Even when the grimmest day of my adult life arrived, I knew what to do — I mounted my bike, put on Patti Smith talking about William Blake and death at the New York Public Library, and headed for the park. I circled the loop for hours on end, resting by the tree after each closing climb to savor its silent solace.
I turned to the tree again and again over the years, and took many portraits of its various seasonal guises. Recently, in the midst of a particularly trying stretch of life, I once again sought this steadfast friend. I pedaled to the park hungry for its comfort, restless to reach the end of the loop. But when I climbed that final hill, my pounding heart sank with heavy stillness.
Where my tree once stood, there was now a shallow stump, its rings of life bleeding into the open air with the incomprehensible finality of a beheading.
I felt gutted, bereft. I thought about the growing body of research on what trees feel, about their centrality in our storytelling, about Hermann Hesse’s ode to their ancient wisdom, then couldn’t think, couldn’t feel.
I’ve been unable to return to the park in the weeks since. But I’ve returned to one of my few other sources of constancy and comfort — The Journal of Henry David Thoreau, 1837–1861 (public library), that incomparable trove of wisdom on deeply human concerns like the greatest gift of growing old, the myth of productivity, the sacredness of public libraries, the creative benefits of keeping a diary, and the only worthwhile definition of success.
In an entry from October 23, 1855 — four years before Darwin forever changed our understanding of the interconnectedness of the natural world — Thoreau writes beautifully about our kinship with trees:
Now is the time for chestnuts. A stone cast against the trees shakes them down in showers upon one’s head and shoulders.

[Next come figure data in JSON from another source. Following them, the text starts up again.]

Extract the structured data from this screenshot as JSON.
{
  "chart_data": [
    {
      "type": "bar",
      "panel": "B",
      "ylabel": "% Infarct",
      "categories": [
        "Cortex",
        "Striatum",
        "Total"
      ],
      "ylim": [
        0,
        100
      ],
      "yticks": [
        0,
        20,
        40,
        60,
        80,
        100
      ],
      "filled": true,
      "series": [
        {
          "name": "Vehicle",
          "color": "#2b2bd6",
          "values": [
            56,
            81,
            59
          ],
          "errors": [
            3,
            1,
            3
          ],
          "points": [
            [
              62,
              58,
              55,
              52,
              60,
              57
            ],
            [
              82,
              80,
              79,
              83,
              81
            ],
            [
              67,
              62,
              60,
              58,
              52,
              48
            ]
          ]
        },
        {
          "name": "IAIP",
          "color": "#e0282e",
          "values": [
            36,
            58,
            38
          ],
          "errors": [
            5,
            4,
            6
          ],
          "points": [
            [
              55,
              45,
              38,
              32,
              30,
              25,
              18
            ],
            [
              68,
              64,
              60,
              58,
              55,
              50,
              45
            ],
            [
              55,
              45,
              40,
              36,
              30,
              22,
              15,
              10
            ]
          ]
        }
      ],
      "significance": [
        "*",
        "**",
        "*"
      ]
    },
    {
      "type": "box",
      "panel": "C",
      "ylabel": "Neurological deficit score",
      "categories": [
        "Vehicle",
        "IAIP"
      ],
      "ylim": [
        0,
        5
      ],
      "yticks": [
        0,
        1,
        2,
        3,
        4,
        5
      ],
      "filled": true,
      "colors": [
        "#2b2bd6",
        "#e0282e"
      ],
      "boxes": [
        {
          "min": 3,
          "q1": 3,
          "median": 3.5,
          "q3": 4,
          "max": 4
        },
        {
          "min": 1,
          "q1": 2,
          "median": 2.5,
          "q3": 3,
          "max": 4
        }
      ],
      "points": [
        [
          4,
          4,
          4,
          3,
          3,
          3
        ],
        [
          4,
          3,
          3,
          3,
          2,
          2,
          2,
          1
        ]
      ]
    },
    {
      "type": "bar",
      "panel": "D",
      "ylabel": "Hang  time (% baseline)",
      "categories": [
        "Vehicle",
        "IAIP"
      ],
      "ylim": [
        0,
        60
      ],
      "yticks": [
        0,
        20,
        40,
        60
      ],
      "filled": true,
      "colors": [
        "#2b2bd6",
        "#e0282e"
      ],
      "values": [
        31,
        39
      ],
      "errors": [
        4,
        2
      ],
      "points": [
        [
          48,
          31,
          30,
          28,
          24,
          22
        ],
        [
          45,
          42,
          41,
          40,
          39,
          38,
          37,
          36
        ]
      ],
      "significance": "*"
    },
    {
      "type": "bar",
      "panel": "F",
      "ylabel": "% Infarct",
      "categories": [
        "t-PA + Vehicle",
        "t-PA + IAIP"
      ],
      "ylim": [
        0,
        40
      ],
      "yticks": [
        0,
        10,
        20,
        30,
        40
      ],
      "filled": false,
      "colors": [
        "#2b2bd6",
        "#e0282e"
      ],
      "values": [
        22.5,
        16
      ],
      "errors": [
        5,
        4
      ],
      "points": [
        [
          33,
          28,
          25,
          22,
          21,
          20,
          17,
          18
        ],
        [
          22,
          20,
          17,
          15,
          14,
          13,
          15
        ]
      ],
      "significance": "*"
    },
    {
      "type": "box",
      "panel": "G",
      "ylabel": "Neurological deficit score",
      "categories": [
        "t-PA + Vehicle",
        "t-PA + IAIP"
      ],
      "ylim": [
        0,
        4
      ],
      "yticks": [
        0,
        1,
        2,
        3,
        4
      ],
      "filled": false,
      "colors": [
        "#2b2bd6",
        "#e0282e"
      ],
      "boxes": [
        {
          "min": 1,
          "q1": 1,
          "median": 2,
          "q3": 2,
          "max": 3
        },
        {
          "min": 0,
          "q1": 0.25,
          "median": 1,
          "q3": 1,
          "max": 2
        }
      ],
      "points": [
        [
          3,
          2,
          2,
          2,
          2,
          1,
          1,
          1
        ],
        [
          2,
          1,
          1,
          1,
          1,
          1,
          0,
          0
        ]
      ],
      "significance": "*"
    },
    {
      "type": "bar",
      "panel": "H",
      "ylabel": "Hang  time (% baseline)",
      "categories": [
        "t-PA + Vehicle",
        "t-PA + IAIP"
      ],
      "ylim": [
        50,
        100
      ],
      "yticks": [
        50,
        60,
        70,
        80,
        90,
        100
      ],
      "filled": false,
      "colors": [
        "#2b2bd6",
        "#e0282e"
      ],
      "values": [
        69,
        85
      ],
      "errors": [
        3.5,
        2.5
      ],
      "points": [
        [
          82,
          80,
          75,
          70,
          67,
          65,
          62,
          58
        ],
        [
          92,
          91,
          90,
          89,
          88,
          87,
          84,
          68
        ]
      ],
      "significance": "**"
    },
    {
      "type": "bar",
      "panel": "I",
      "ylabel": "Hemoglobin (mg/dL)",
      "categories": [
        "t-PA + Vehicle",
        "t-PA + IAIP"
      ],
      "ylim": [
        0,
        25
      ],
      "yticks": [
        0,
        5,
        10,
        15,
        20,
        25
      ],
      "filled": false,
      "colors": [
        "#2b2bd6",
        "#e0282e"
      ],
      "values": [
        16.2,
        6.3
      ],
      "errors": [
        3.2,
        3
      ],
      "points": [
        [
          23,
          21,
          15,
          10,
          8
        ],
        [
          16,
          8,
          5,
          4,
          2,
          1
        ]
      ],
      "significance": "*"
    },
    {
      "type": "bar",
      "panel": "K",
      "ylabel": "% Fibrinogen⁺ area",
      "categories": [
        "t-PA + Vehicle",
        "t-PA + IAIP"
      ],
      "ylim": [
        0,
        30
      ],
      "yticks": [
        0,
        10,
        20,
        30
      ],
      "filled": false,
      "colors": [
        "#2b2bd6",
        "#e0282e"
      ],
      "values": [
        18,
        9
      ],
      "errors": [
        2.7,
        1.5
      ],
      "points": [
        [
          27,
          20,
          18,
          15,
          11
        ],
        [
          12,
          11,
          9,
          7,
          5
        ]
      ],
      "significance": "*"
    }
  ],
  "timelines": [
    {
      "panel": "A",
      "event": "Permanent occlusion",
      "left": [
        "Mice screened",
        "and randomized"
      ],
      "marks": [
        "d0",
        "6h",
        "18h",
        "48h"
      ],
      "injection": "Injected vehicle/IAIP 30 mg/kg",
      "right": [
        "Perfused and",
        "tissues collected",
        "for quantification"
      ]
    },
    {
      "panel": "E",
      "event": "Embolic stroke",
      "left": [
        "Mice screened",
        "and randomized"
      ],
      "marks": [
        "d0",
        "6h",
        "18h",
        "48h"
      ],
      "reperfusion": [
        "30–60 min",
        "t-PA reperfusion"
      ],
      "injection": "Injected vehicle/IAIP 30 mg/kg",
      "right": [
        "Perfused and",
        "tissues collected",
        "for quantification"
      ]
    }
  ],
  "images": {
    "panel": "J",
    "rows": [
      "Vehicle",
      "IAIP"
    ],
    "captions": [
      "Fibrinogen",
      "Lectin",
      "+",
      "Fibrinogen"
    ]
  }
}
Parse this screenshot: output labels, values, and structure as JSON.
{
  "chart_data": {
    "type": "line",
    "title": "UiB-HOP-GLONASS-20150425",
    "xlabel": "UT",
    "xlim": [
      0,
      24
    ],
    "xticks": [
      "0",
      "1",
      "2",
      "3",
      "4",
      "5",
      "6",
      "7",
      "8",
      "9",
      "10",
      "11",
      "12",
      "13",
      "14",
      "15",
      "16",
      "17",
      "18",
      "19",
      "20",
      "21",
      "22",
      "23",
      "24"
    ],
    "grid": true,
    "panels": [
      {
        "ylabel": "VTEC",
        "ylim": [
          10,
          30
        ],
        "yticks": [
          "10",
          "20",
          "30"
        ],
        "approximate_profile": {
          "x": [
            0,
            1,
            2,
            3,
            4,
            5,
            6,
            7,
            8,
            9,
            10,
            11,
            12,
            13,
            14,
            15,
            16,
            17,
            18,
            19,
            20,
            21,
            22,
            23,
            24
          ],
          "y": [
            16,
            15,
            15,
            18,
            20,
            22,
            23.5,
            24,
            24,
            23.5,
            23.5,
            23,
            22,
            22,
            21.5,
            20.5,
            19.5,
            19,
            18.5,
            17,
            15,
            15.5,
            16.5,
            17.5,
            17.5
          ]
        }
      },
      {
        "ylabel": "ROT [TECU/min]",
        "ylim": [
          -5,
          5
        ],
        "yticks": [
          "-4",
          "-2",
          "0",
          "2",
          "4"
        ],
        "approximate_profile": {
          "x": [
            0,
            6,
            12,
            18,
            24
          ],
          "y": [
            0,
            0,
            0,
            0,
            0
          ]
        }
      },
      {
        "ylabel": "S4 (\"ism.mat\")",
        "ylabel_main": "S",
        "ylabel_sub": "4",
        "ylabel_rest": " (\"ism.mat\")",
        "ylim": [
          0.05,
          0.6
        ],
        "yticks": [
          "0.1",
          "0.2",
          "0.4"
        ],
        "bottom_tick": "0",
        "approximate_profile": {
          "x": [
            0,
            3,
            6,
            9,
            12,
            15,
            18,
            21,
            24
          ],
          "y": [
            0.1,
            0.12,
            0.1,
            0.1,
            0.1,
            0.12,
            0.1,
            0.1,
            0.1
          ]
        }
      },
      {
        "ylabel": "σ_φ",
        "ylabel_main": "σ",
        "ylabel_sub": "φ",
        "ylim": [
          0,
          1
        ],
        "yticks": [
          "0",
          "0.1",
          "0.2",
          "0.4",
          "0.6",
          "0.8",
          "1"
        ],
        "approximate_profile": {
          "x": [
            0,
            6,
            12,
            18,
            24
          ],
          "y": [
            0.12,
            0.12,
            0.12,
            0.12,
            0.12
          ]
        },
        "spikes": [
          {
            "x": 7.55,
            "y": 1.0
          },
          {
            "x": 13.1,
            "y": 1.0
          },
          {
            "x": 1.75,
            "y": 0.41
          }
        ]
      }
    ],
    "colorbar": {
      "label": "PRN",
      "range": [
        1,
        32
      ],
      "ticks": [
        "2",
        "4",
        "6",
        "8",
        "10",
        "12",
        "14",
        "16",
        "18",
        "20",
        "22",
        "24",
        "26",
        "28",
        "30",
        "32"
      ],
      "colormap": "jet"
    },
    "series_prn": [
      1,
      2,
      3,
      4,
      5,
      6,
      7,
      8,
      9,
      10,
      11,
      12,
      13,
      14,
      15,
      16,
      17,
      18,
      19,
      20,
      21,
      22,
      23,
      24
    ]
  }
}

But I cannot excuse myself for using the stone. It is not innocent, it is not just, so to maltreat the tree that feeds us. I am not disturbed by considering that if I thus shorten its life I shall not enjoy its fruit so long, but am prompted to a more innocent course by motives purely of humanity. I sympathize with the tree, yet I heaved a big stone against the trunks like a robber, — not too good to commit murder. I trust that I shall never do it again. These gifts should be accepted, not merely with gentleness, but with a certain humble gratitude. The tree whose fruit we would obtain should not be too rudely shaken even. It is not a time of distress, when a little haste and violence even might be pardoned. It is worse than boorish, it is criminal, to inflict an unnecessary injury on the tree that feeds or shadows us. Old trees are our parents, and our parents’ parents, perchance. If you would learn the secrets of Nature, you must practice more humanity than others. The thought that I was robbing myself by injuring the tree did not occur to me, but I was affected as if I had cast a rock at a sentient being, — with a duller sense than my own, it is true, but yet a distant relation. Behold a man cutting down a tree to come at the fruit! What is the moral of such an act?
This is the question Marianne Moore asked, and so gloriously answered, when she saved a tree with a poem in this selfsame park. I think now of James Baldwin and his lamentation that “something awful is happening to a civilization, when it ceases to produce poets.”